Among the 12 economists polled by the Inquirer last week, the lowest forecast for July headline inflation was 2.2 percent year-on-year—the same rate of increase in prices of basic commodities was last posted in December 2016.
The government will release July inflation data on Tuesday (Aug. 6).
The top end of forecasts was 2.6 percent, which would be the lowest since the same rate was recorded in August 2017.
Bank of the Philippine Islands vice president and chief economist Emilio S. Neri Jr., and Capital Economics Asia economist Alex Holmes shared the lowest projection of 2.2 percent, which the latter attributed to “continued declines in rice prices.”

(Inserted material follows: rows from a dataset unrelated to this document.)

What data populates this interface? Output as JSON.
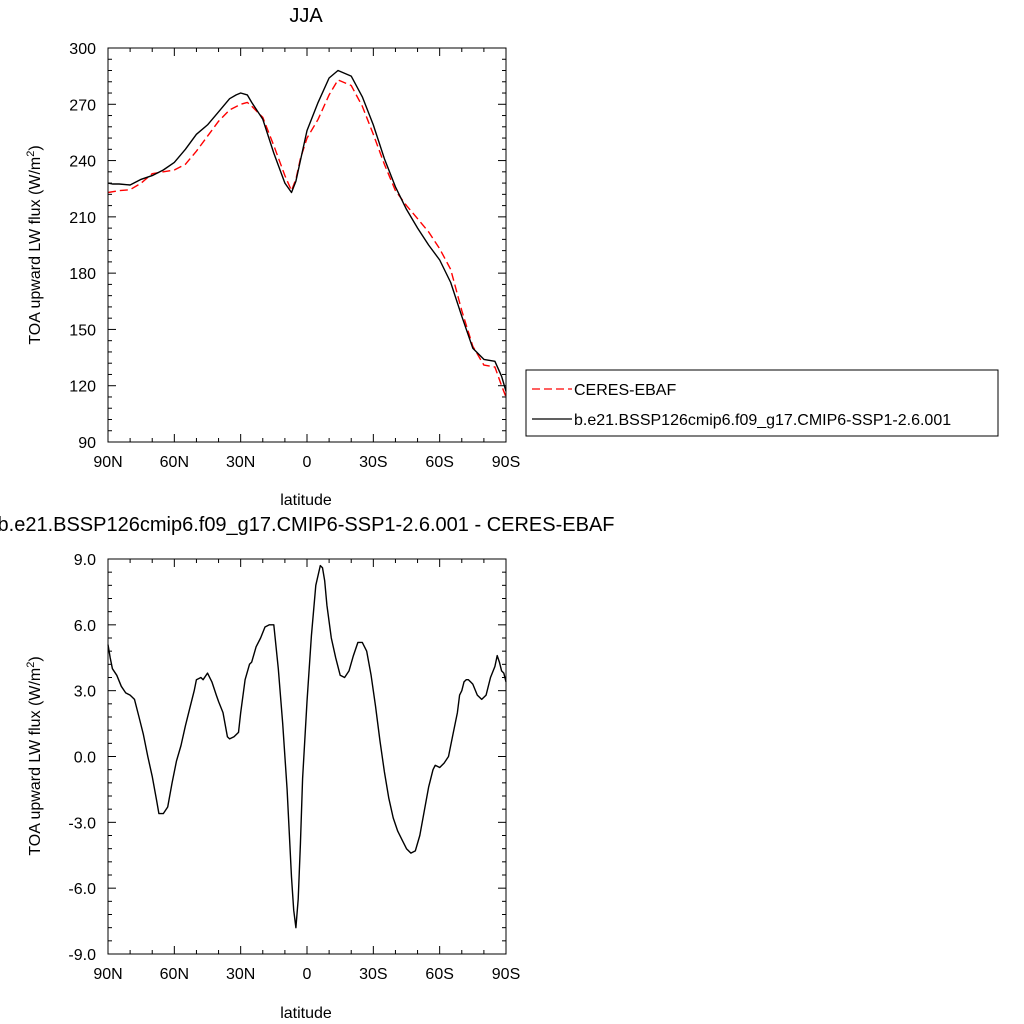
{
  "colors": {
    "model": "#000000",
    "obs": "#ff0000",
    "background": "#ffffff"
  },
  "chart_data": [
    {
      "type": "line",
      "title": "JJA",
      "xlabel": "latitude",
      "ylabel": "TOA upward LW flux (W/m",
      "ylabel_sup": "2",
      "ylabel_close": ")",
      "xlim": [
        90,
        -90
      ],
      "ylim": [
        90,
        300
      ],
      "xticks": [
        90,
        60,
        30,
        0,
        -30,
        -60,
        -90
      ],
      "xticklabels": [
        "90N",
        "60N",
        "30N",
        "0",
        "30S",
        "60S",
        "90S"
      ],
      "yticks": [
        90,
        120,
        150,
        180,
        210,
        240,
        270,
        300
      ],
      "yticklabels": [
        "90",
        "120",
        "150",
        "180",
        "210",
        "240",
        "270",
        "300"
      ],
      "grid": false,
      "legend_position": "right",
      "series": [
        {
          "name": "CERES-EBAF",
          "style": "dashed",
          "color": "#ff0000",
          "x": [
            90,
            85,
            80,
            75,
            70,
            65,
            60,
            55,
            50,
            45,
            40,
            35,
            30,
            27,
            25,
            20,
            15,
            10,
            7,
            5,
            3,
            0,
            -5,
            -10,
            -14,
            -20,
            -25,
            -30,
            -35,
            -40,
            -45,
            -50,
            -55,
            -60,
            -65,
            -70,
            -75,
            -80,
            -85,
            -88,
            -90
          ],
          "y": [
            223,
            224,
            224.5,
            228,
            233,
            234,
            235,
            238,
            245,
            253,
            261,
            267,
            270,
            271,
            269,
            263,
            248,
            232,
            224,
            230,
            241,
            252,
            262,
            275,
            283,
            280,
            269,
            254,
            238,
            224,
            216,
            209,
            202,
            193,
            182,
            160,
            141,
            131,
            130,
            120,
            114
          ]
        },
        {
          "name": "b.e21.BSSP126cmip6.f09_g17.CMIP6-SSP1-2.6.001",
          "style": "solid",
          "color": "#000000",
          "x": [
            90,
            88,
            85,
            80,
            75,
            70,
            65,
            60,
            55,
            50,
            45,
            40,
            35,
            32,
            30,
            27,
            25,
            20,
            15,
            10,
            7,
            5,
            3,
            0,
            -5,
            -10,
            -14,
            -20,
            -25,
            -30,
            -35,
            -40,
            -45,
            -50,
            -55,
            -60,
            -65,
            -70,
            -75,
            -80,
            -85,
            -88,
            -90
          ],
          "y": [
            228,
            227.5,
            227.5,
            227,
            230,
            232,
            235,
            239,
            246,
            254,
            259,
            266,
            273,
            275,
            276,
            275,
            271,
            262,
            244,
            228,
            223,
            229,
            240,
            256,
            271,
            284,
            288,
            285,
            274,
            259,
            241,
            226,
            214,
            204,
            195,
            187,
            175,
            157,
            140,
            134,
            133,
            125,
            117
          ]
        }
      ]
    },
    {
      "type": "line",
      "title": "b.e21.BSSP126cmip6.f09_g17.CMIP6-SSP1-2.6.001 - CERES-EBAF",
      "xlabel": "latitude",
      "ylabel": "TOA upward LW flux (W/m",
      "ylabel_sup": "2",
      "ylabel_close": ")",
      "xlim": [
        90,
        -90
      ],
      "ylim": [
        -9.0,
        9.0
      ],
      "xticks": [
        90,
        60,
        30,
        0,
        -30,
        -60,
        -90
      ],
      "xticklabels": [
        "90N",
        "60N",
        "30N",
        "0",
        "30S",
        "60S",
        "90S"
      ],
      "yticks": [
        -9,
        -6,
        -3,
        0,
        3,
        6,
        9
      ],
      "yticklabels": [
        "-9.0",
        "-6.0",
        "-3.0",
        "0.0",
        "3.0",
        "6.0",
        "9.0"
      ],
      "grid": false,
      "series": [
        {
          "name": "b.e21.BSSP126cmip6.f09_g17.CMIP6-SSP1-2.6.001 - CERES-EBAF",
          "style": "solid",
          "color": "#000000",
          "x": [
            90,
            89,
            88,
            86,
            84,
            82,
            80,
            78,
            76,
            74,
            72,
            70,
            68,
            67,
            65,
            63,
            61,
            59,
            57,
            55,
            53,
            51,
            50,
            48,
            47,
            45,
            43,
            41,
            40,
            38,
            36,
            35,
            33,
            31,
            30,
            28,
            26,
            25,
            23,
            21,
            19,
            17,
            15,
            13,
            11,
            9,
            8,
            7,
            6,
            5,
            4,
            3,
            2,
            0,
            -2,
            -4,
            -6,
            -7,
            -8,
            -9,
            -11,
            -13,
            -15,
            -17,
            -19,
            -21,
            -23,
            -25,
            -27,
            -29,
            -31,
            -33,
            -35,
            -37,
            -39,
            -41,
            -43,
            -45,
            -47,
            -49,
            -51,
            -53,
            -55,
            -56,
            -57,
            -58,
            -60,
            -62,
            -64,
            -66,
            -68,
            -69,
            -70,
            -71,
            -72,
            -73,
            -74,
            -75,
            -77,
            -79,
            -81,
            -83,
            -85,
            -86,
            -87,
            -88,
            -89,
            -90
          ],
          "y": [
            5.1,
            4.5,
            4.0,
            3.7,
            3.2,
            2.9,
            2.8,
            2.6,
            1.8,
            1.0,
            0.0,
            -0.9,
            -2.0,
            -2.6,
            -2.6,
            -2.3,
            -1.2,
            -0.2,
            0.5,
            1.4,
            2.2,
            3.0,
            3.5,
            3.6,
            3.5,
            3.8,
            3.4,
            2.8,
            2.5,
            2.0,
            0.9,
            0.8,
            0.9,
            1.1,
            2.0,
            3.5,
            4.2,
            4.3,
            5.0,
            5.4,
            5.9,
            6.0,
            6.0,
            4.0,
            1.5,
            -1.5,
            -3.5,
            -5.5,
            -7.0,
            -7.8,
            -6.5,
            -4.0,
            -1.0,
            2.5,
            5.5,
            7.8,
            8.7,
            8.6,
            8.0,
            6.9,
            5.4,
            4.5,
            3.7,
            3.6,
            3.9,
            4.6,
            5.2,
            5.2,
            4.8,
            3.7,
            2.3,
            0.7,
            -0.7,
            -1.9,
            -2.8,
            -3.4,
            -3.8,
            -4.2,
            -4.4,
            -4.3,
            -3.6,
            -2.5,
            -1.4,
            -1.0,
            -0.6,
            -0.4,
            -0.5,
            -0.3,
            0.0,
            1.0,
            2.0,
            2.8,
            3.0,
            3.4,
            3.5,
            3.5,
            3.4,
            3.3,
            2.8,
            2.6,
            2.8,
            3.6,
            4.1,
            4.6,
            4.3,
            3.9,
            3.8,
            3.4
          ]
        }
      ]
    }
  ],
  "legend": {
    "entries": [
      {
        "label": "CERES-EBAF",
        "style": "dashed",
        "color": "#ff0000"
      },
      {
        "label": "b.e21.BSSP126cmip6.f09_g17.CMIP6-SSP1-2.6.001",
        "style": "solid",
        "color": "#000000"
      }
    ]
  }
}
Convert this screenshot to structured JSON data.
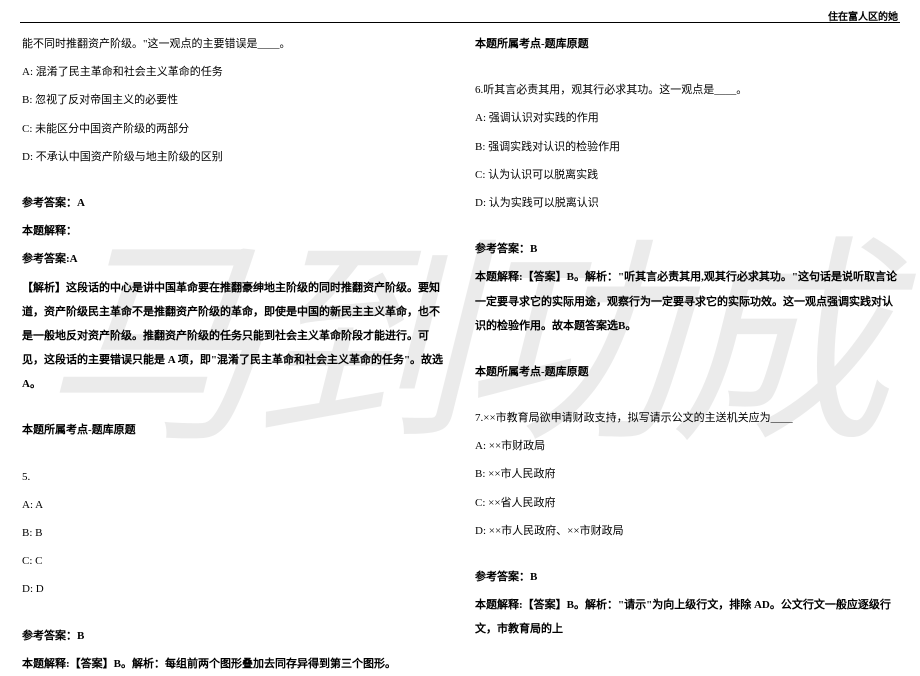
{
  "header": {
    "right_text": "住在富人区的她"
  },
  "watermark": "马到功成",
  "left": {
    "q_stem_cont": "能不同时推翻资产阶级。\"这一观点的主要错误是____。",
    "q4": {
      "opt_a": "A:  混淆了民主革命和社会主义革命的任务",
      "opt_b": "B:  忽视了反对帝国主义的必要性",
      "opt_c": "C:  未能区分中国资产阶级的两部分",
      "opt_d": "D:  不承认中国资产阶级与地主阶级的区别",
      "ans_label": "参考答案：A",
      "explain_label": "本题解释：",
      "ans_label2": "参考答案:A",
      "explain": "【解析】这段话的中心是讲中国革命要在推翻豪绅地主阶级的同时推翻资产阶级。要知道，资产阶级民主革命不是推翻资产阶级的革命，即使是中国的新民主主义革命，也不是一般地反对资产阶级。推翻资产阶级的任务只能到社会主义革命阶段才能进行。可见，这段话的主要错误只能是 A 项，即\"混淆了民主革命和社会主义革命的任务\"。故选 A。",
      "topic": "本题所属考点-题库原题"
    },
    "q5": {
      "num": "5.",
      "opt_a": "A: A",
      "opt_b": "B: B",
      "opt_c": "C: C",
      "opt_d": "D: D",
      "ans_label": "参考答案：B",
      "explain": "本题解释:【答案】B。解析：每组前两个图形叠加去同存异得到第三个图形。"
    }
  },
  "right": {
    "topic_prev": "本题所属考点-题库原题",
    "q6": {
      "stem": "6.听其言必责其用，观其行必求其功。这一观点是____。",
      "opt_a": "A:  强调认识对实践的作用",
      "opt_b": "B:  强调实践对认识的检验作用",
      "opt_c": "C:  认为认识可以脱离实践",
      "opt_d": "D:  认为实践可以脱离认识",
      "ans_label": "参考答案：B",
      "explain": "本题解释:【答案】B。解析：\"听其言必责其用,观其行必求其功。\"这句话是说听取言论一定要寻求它的实际用途，观察行为一定要寻求它的实际功效。这一观点强调实践对认识的检验作用。故本题答案选B。",
      "topic": "本题所属考点-题库原题"
    },
    "q7": {
      "stem": "7.××市教育局欲申请财政支持，拟写请示公文的主送机关应为____",
      "opt_a": "A: ××市财政局",
      "opt_b": "B: ××市人民政府",
      "opt_c": "C: ××省人民政府",
      "opt_d": "D: ××市人民政府、××市财政局",
      "ans_label": "参考答案：B",
      "explain": "本题解释:【答案】B。解析：\"请示\"为向上级行文，排除 AD。公文行文一般应逐级行文，市教育局的上"
    }
  }
}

Six economists—ANZ Research economist Mustafa Arif, Ateneo de Manila University economics professor Alvin P. Ang, Barclays’ Angela Hsieh, Maybank economist Zamros Bin Dzulkafli, Rizal Commercial Banking Corp.’s Michael L. Ricafort, and Security Bank Corp. assistant vice president and economist Robert Dan J. Roces—projected 2.3 percent.
“On a sequential basis, food and transport prices are expected to have contributed positively to inflation while lower electricity tariffs likely provided some offset. Despite this sequential increase, annual inflation likely fell due to a high base effect,” Arif explained.
To recall, headline inflation in July last year was 5.7 percent, hence a high base.
For his part, Zamros partly attributed his forecast to a “relatively stronger peso against the US dollar” as the domestic currency closed July at 50.89:$1, stronger than 51.233 to the greenback at end-June.
Hsieh also pointed to “benign” fuel prices.
Banco De Oro Unibank Inc. chief market strategist Jonathan L. Ravelas, ING Bank Manila senior economist Nicholas Antonio T. Mapa, and Nomura economist Euben Paracuelles had the same forecasts of 2.4 percent.
Moody’s Analytics economist Katrina Ell had the highest July inflation projection of 2.6 percent, although still lower than June’s 2.7 percent.
Given “cooler” consumer prices, “the door is wide open for the BSP [Bangko Sentral ng Pilipinas] to continue with interest rate cuts,” Ell said.
The BSP’s policy-making Monetary Board will tackle the monetary policy stance on Thursday (Aug. 8).
Last month, the Cabinet-level Development Budget Coordination Committee (DBCC) cut its inflation forecast for 2019 to 2.7-3.5 percent from 3-4 percent previously “due to the government’s decisive steps to stabilize the general price level.”